Shot in Vancouver, New York, Ontario, Paris, Barcelona and Dresden, the film provides aesthetically appealing cinematography as well music to captivate the viewer beyond the story itself.
Picture Start also takes a pleasant humanist approach as it shows how Wallace, Wall and Graham not only evolve professionally as artists, but also how they’ve managed to stay colleagues and friends. In the early to mid ‘70s, they often held jam sessions along with local artists Kitty Byrne, Colin Griffiths, Danice McLeod, Frank Ramirez and David Wisdom. It was a way for them to unwind, and was yet another medium for Wallace, Wall and Graham to apply conceptualism and counterculture ethos through music.
Eventually, Wallace, Wall and Graham formed the punk band UJ3RK5. The trio quickly gained a cult following and were even offered a contract by a major record label. Graham was willing to sign, but Wallace and Wall were not ready to quit their established day jobs and wanted to develop post-conceptual photography further.
Although Wallace, through his teachings in the late ‘60s, was a mentor to many in the Vancouver arts community, Wall and Graham were always his contemporaries. Wall was only three years younger than Wallace when he studied under him at UBC; Graham was only a few years younger as well. Regardless, they each shared an unparalleled devotion towards the arts, in particular with photography. Before the artists took their baby steps into the arts frontier, photography had a very minor and almost non-exist presence in art galleries. The trio’s various conceptualist experiments, such as framing unorthodox shots through windshields or a project of Wall’s that recreated a Russian ambush on Afghanistan, propelled the medium from an obscure genre to being presented at major exhibits abroad.

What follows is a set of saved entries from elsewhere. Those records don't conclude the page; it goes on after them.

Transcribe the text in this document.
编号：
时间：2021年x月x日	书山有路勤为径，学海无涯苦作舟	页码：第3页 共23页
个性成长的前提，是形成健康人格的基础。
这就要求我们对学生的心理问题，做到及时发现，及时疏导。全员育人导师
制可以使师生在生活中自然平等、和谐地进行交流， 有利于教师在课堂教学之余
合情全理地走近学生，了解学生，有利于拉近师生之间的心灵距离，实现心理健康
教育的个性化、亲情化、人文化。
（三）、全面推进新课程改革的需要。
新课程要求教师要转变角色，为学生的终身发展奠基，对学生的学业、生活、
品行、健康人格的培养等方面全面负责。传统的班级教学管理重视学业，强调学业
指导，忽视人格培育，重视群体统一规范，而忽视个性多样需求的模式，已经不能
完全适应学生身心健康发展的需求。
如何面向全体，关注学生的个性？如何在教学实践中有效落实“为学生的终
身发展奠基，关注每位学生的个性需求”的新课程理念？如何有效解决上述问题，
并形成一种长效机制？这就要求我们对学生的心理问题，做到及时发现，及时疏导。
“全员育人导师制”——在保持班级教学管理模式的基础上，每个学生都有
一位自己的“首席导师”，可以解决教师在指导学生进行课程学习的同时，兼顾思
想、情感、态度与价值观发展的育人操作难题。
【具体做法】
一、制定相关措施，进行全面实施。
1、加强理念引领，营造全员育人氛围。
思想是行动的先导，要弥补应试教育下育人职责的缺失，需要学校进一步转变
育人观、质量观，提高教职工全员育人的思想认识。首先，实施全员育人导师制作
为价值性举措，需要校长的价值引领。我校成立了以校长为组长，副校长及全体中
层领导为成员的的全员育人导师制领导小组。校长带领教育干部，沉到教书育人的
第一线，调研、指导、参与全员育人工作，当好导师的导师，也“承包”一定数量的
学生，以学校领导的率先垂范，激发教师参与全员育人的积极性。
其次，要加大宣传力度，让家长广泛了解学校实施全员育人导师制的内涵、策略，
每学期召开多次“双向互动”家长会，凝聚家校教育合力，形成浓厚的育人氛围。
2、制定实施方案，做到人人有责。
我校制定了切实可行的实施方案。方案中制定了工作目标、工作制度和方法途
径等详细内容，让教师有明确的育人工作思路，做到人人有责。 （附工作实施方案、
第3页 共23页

The trio’s devotion to create and evolve photoceptualism inspired other artists into a frenzy; artists like Christos Dikeakos would later apply conceptualist ideas by pouring buckets of glue down a hillside and then taking pictures of it.
Many argue strongly that conceptualism, and more specifically photoceptualism, was conceived by Wall, Graham and Wallace. Ultimately, the three Vancouver artists not only pioneered a new mindset and approach to art, but elevated the art of photography to unparallelled heights that allowed the medium to expand into galleries around the world.
Picture Start premieres at DOXA Documentary Film Festival on May 13 at 6:30pm and will be broadcast on Bravo! on May 16 at 5pm.